彼女の頭を、こちらの胸に抱き寄せて、ギュッと抱き締める。
へにゃ、と萎れたウマ耳が、胸に擦れる。
いつの間にか、尻尾がこちらの腰に巻き付けられた。

「ゴールデンウィークには休めると思うから、そうしたら北海道に行こうか。あっちなら、まだ桜も咲いているし」

ピクリ、とウマ耳が動く。
手応え、あり。
さらに、畳みかける。

「温泉に行って、ゆっくりするのも良いよね。泊まりで、さ」

腰に巻き付けられた尻尾が、パタパタと動く。
グラスの髪を、ゆっくりと梳く。
グリグリ、と頭を押し付けられる。

「2人きりで、ですか?」

「2人きりで」

顔をこちらの胸に押し付けているせいで、くぐもった声。

「一緒に、桜並木を歩いてくれますか?」

「うん。一緒に歩こう」

抱き締める彼女の力が、強くなる。

「一緒に、桜の木の下で私の作ったお弁当を食べてくれますか?」

「ああ、楽しみにしてる」

顔を上げる、グラス。

「一緒に、桜の見える露天風呂に入ってくれますか?」

「それは……」

「入って、くれますよね?」

一見、穏やかな笑顔でこちらを上目遣いで見上げる彼女。
だが、底知れない圧を感じる。
結局、頷くことしか、できなかった。

「ふふ。嬉しいです」

「ゆーびきーりげーんまーん」とすっかり機嫌の治ったグラスが、指を絡めてくる。
絹のような、きめ細かい肌の感触。
彼女のやわやわとした小指が、こちらの小指を交わる。

「嘘ついたら針千本、――はトレーナーさんにしたくないので――、嘘ついたらキス千回、さーれる。

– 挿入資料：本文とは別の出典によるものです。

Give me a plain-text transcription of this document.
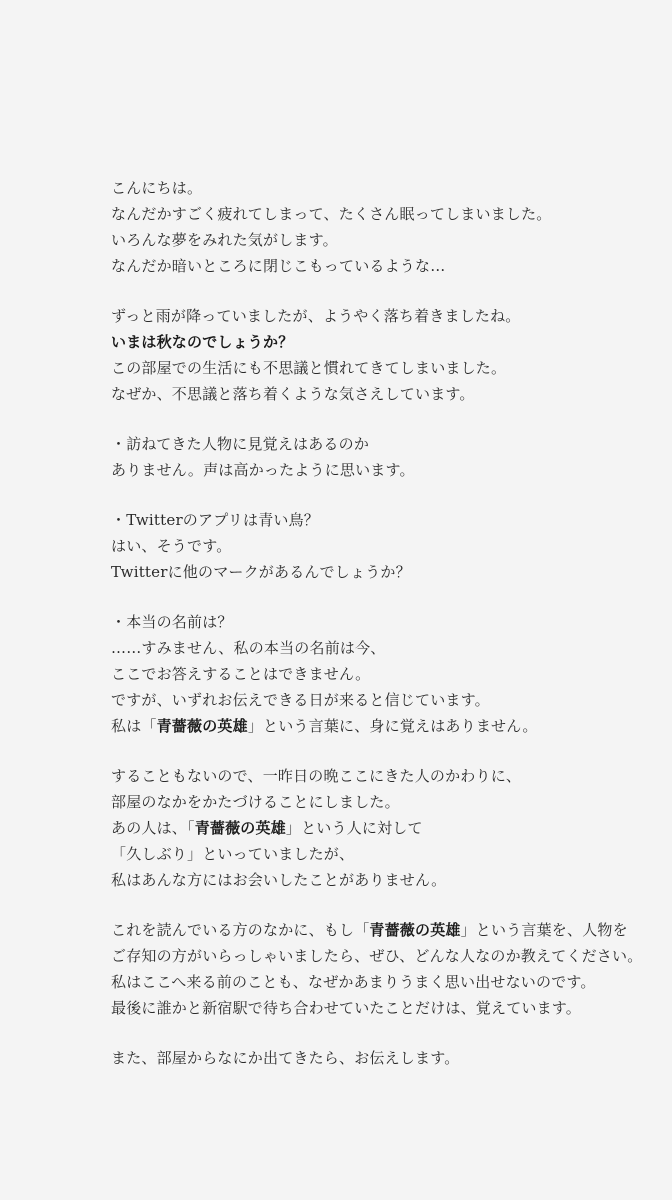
こんにちは。
なんだかすごく疲れてしまって、たくさん眠ってしまいました。
いろんな夢をみれた気がします。
なんだか暗いところに閉じこもっているような…
ずっと雨が降っていましたが、ようやく落ち着きましたね。
いまは秋なのでしょうか？
この部屋での生活にも不思議と慣れてきてしまいました。
なぜか、不思議と落ち着くような気さえしています。
・訪ねてきた人物に見覚えはあるのか
ありません。声は高かったように思います。
・Twitterのアプリは青い鳥？
はい、そうです。
Twitterに他のマークがあるんでしょうか？
・本当の名前は？
……すみません、私の本当の名前は今、
ここでお答えすることはできません。
ですが、いずれお伝えできる日が来ると信じています。
私は「青薔薇の英雄」という言葉に、身に覚えはありません。
することもないので、一昨日の晩ここにきた人のかわりに、
部屋のなかをかたづけることにしました。
あの人は、「青薔薇の英雄」という人に対して
「久しぶり」といっていましたが、
私はあんな方にはお会いしたことがありません。
これを読んでいる方のなかに、もし「青薔薇の英雄」という言葉を、人物を
ご存知の方がいらっしゃいましたら、ぜひ、どんな人なのか教えてください。
私はここへ来る前のことも、なぜかあまりうまく思い出せないのです。
最後に誰かと新宿駅で待ち合わせていたことだけは、覚えています。
また、部屋からなにか出てきたら、お伝えします。
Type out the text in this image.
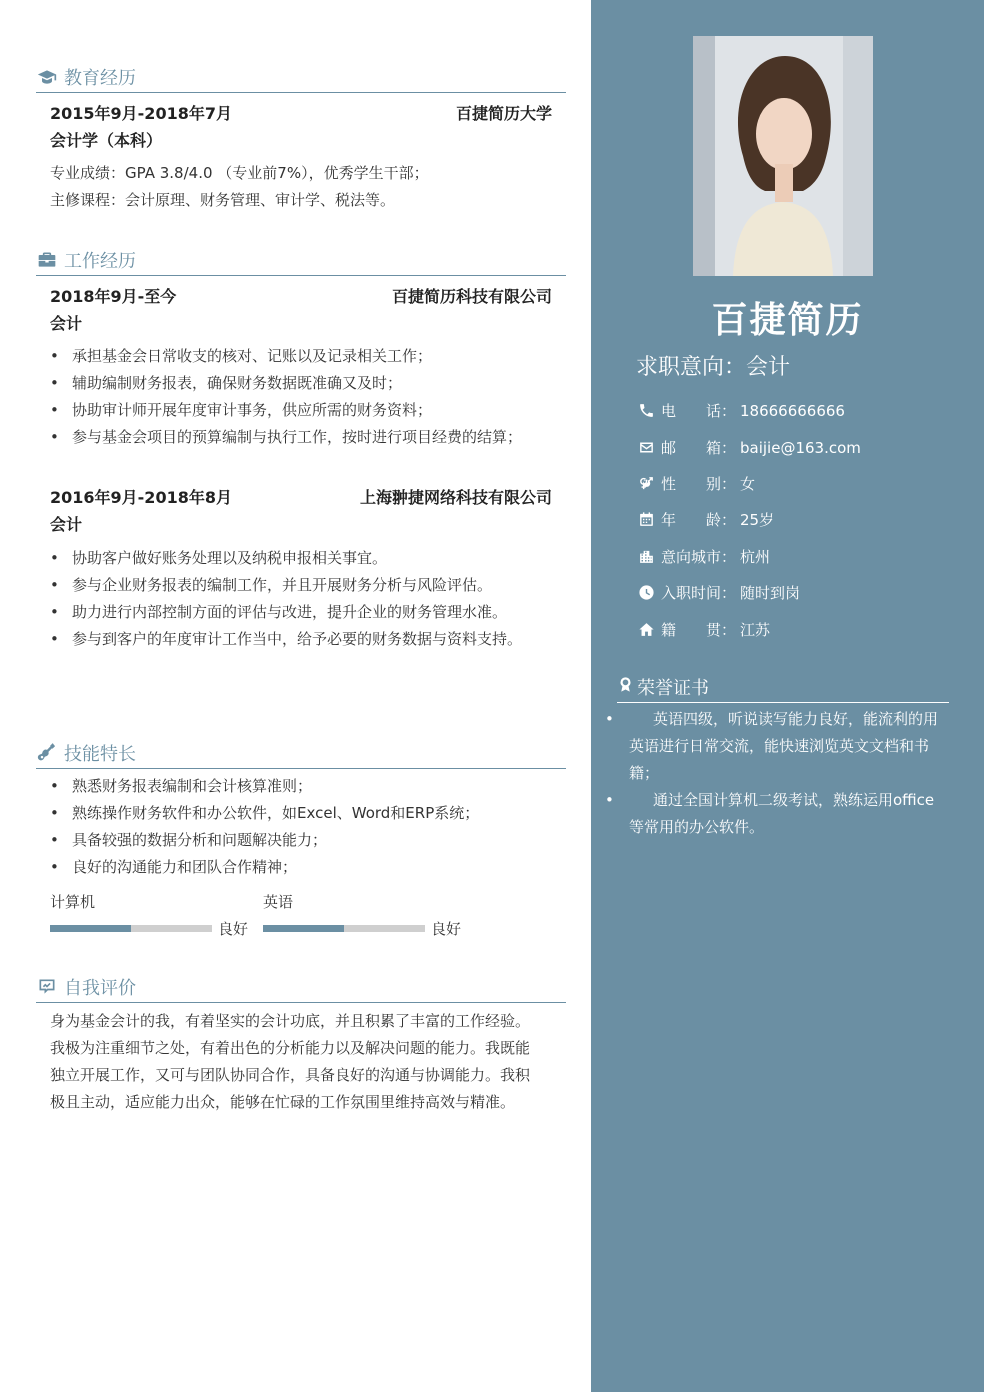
教育经历
2015年9月-2018年7月	百捷简历大学
会计学（本科）
专业成绩：GPA 3.8/4.0 （专业前7%），优秀学生干部；
主修课程：会计原理、财务管理、审计学、税法等。
工作经历
2018年9月-至今	百捷简历科技有限公司
会计
• 承担基金会日常收支的核对、记账以及记录相关工作；
• 辅助编制财务报表，确保财务数据既准确又及时；
• 协助审计师开展年度审计事务，供应所需的财务资料；
• 参与基金会项目的预算编制与执行工作，按时进行项目经费的结算；
2016年9月-2018年8月	上海翀捷网络科技有限公司
会计
• 协助客户做好账务处理以及纳税申报相关事宜。
• 参与企业财务报表的编制工作，并且开展财务分析与风险评估。
• 助力进行内部控制方面的评估与改进，提升企业的财务管理水准。
• 参与到客户的年度审计工作当中，给予必要的财务数据与资料支持。
技能特长
• 熟悉财务报表编制和会计核算准则；
• 熟练操作财务软件和办公软件，如Excel、Word和ERP系统；
• 具备较强的数据分析和问题解决能力；
• 良好的沟通能力和团队合作精神；
计算机
良好
英语
良好
自我评价
身为基金会计的我，有着坚实的会计功底，并且积累了丰富的工作经验。我极为注重细节之处，有着出色的分析能力以及解决问题的能力。我既能独立开展工作，又可与团队协同合作，具备良好的沟通与协调能力。我积极且主动，适应能力出众，能够在忙碌的工作氛围里维持高效与精准。
百捷简历
求职意向：会计
电　　话： 18666666666
邮　　箱： baijie@163.com
性　　别： 女
年　　龄： 25岁
意向城市： 杭州
入职时间： 随时到岗
籍　　贯： 江苏
荣誉证书
• 英语四级，听说读写能力良好，能流利的用英语进行日常交流，能快速浏览英文文档和书籍；
• 通过全国计算机二级考试，熟练运用office等常用的办公软件。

指切った」

それと同時に、ポンとこちらの胸を押して、グラスが離れる。
僅かな、桜のコロンの残り香。
そして、グラスの温もりの痕。

「……グラスにキスされるなら、嘘でも良いかもしれないな」

「トレーナーさん」

二の腕を掴まれると、強めに抓られる。
それから、耳元で囁かれた。
蠱惑的に、煽情的に、甘美に、妖艶に。

「嘘、つきませんでしたら、もっと凄いこと、してあげますから」

頬に、柔らかい感触。

「楽しみに、していてください」

――情けないことに。
――魅力に溺れて、立ち上がることがすぐにできなかった。